The insanity of addiction goes well beyond merely being intoxicated to
a host of unattractive behaviors.
I took D out to lunch today. He
gave up smoking cigarettes for a New Year’s Resolution. He spent the money he saved on
marijuana. For a guy with a serious case
of schizophrenia, this did not seem to be an improvement in what he smoked. Usually I do okay with D. Today was a rough day and I did not enjoy our
time together. After spending his money
on drugs, he wanted $2 for cigarette rolling papers. Only after I gave him the $2 did he tell me
that he spent his money on pot this month.
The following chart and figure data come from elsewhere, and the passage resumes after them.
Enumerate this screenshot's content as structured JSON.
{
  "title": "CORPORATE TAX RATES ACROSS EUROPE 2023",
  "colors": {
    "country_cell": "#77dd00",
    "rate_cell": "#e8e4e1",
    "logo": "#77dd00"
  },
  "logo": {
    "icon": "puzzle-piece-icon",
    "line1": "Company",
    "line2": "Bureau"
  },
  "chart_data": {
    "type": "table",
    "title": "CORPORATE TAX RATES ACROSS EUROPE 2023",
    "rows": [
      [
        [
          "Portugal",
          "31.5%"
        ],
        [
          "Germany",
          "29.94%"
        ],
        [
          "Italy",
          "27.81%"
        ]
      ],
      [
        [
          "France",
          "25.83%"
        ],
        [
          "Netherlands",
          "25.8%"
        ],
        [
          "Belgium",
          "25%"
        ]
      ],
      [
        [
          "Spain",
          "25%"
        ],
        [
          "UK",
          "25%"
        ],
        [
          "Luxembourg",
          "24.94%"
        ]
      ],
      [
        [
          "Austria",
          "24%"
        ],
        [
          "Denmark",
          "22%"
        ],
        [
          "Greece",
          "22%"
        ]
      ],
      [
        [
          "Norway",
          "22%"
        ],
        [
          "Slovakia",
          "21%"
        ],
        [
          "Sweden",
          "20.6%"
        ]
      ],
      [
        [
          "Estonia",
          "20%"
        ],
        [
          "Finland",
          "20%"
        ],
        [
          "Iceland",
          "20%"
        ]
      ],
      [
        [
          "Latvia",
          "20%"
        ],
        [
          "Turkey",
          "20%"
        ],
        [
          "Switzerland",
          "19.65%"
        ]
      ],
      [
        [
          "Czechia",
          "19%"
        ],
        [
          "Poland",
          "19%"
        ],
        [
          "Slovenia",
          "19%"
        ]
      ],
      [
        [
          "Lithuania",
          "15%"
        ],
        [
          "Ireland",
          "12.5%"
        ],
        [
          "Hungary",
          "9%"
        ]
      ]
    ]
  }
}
That was annoying. I am not interested
in being tricked into subsidizing the drug use of others by being conned by
some half-truth (at best).
On the way home, L wanted to stop by the Rite-Aid pharmacy and get the
rest of an antibiotic prescription along with a few other things. I told her not to dawdle. She went in, came back 15 minutes later
telling me that she had refilled some other Rx and would be right back out
after she checked out. Almost 10 minutes
later, she finally came out and was ready to go. There was three lies in that one stop at
Rite-Aid. 1) She was just going to get
her antibiotic; 2) she would be right back out; 3) she would not dawdle. She acted surprised when I expressed being
annoyed with her behavior. The good news is that tomorrow she will have
60 days of not using street drugs.
I did make it clear that what she had done was unacceptable. I did not make it clear that it was the three
lies that were annoying—along with being stuck waiting for well over 20
minutes. I will do that soon.
Don’t get me wrong, there are undoubtedly many less than perfect
aspects to my personality and behaviors.
God knows I need help keeping my life together. The good news is I am a lot better than how I
used to be.
I am grateful for the progress we AA members have made in staying sober
and having better relationships in our lives.